Doch auf den zweiten Blick, konnte man die Traurigkeit und Hoffnungslosigkeit erkennen, die dieses Mädchen ausstrahlte. In ihren Augen konnte man nichts als Leere und Trauer ausmachen. Augenringe zierten ihr Gesicht. Ein Zeichen von den unglaublich vielen schlaflosen Nächten, die sie hinter sich gebracht hatte. Ihre Mundwinkel hingen leicht nach unten und ihr Gesicht war merkwürdig eingefallen.

Das Mädchen trug ein weißes Top und eine kurze, blaugrau karierte Schlafhose. Das Top schmiegte sich an ihren Oberkörper und offenbarte ihren ausgemergelten Körper. Die Rippen, sowie die Beckenknochen waren klar zu erkennen. Ihre Schultern hingen schlaf an ihr herunter und auch hier konnte man ihre Knochen ausmachen. Zwischen ihren Beinen prangte eine große Lücke. Ansonsten waren auch diese viel zu dünn und knochig. Genauso wie ihre Arme. Doch das war bei weitem nicht das auffälligste an ihren Armen. Auf jedem Unterarm prangten unzählige Narben. Manche waren schon verblasst, andere schimmerten nur noch leicht rötlich vor sich hin, doch es gab auch welche die immer noch in einem tiefen blutrot leuchteten. Das Mädchen hatte diese Narben schon oft gezählt. Es waren rund 133 Stück auf ihrem linken Arm und 105 Stück auf ihrem rechten Arm.

Vorsichtig legte ich meine Handfläche auf die kalte, glatte Spiegeloberfläche. Das verloren wirkende Mädchen im Spiegel tat es mir nach.

„Wie hat es nur so weit kommen können?", flüsterte ich mit tränenerstickender Stimme.
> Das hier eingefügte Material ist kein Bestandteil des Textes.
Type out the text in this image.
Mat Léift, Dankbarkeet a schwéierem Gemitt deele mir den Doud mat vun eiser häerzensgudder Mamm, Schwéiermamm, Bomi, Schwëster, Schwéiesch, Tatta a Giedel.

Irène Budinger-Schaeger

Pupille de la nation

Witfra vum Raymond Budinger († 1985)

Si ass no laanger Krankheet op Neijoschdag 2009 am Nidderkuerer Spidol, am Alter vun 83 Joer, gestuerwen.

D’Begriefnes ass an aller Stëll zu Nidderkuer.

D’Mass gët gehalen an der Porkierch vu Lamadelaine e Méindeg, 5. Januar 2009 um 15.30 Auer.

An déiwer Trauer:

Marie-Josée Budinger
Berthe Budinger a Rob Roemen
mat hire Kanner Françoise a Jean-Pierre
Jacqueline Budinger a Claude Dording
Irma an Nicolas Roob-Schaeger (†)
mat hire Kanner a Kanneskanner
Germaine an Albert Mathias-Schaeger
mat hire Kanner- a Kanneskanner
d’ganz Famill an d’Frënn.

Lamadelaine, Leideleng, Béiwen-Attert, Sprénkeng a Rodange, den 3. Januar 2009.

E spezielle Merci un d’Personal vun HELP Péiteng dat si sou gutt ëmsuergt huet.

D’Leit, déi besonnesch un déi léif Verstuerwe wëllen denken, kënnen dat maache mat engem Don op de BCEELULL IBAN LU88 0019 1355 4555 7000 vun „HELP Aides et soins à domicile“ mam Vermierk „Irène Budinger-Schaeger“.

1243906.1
Doch ich kannte die Antwort bereits. In jener Nacht hat er mir alles genommen.

Hastig wandte ich denn Blick ab und wischte mein Tränen fort. Dann öffnete ich die Schranktür und zog eine schwarze Shorts und graues langärmliges Shirt heraus. Ich wusste, dass ich heute den ganzen Tag über schwitzen würde, schließlich war Hochsommer, doch niemand sollte meine Narben sehen. Ich wollte einen normalen ersten Eindruck hinterlassen und nicht gleich als gestörte Psychopatin abgestempelt werden.

Langsam ging ich ins Bad. Dort fing ich an mich auszuziehen. Als ich meine kurze Hose abstreifte, berührten meine Fingerspitzen unwillkürlich, die kleine schon verblasste Narbe an der Innenseite meines rechten Oberschenkels. Er hatte seine Fingernägel damals so tief in meine Haut reingebohrt, dass eine Narbe übrig geblieben war. Eine dauerhafte Erinnerung an die schrecklichste Nacht meines Lebens, doch ich wollte jetzt nicht daran denken, also zog ich mir hastig meine Shorts über. Dann mein Shirt.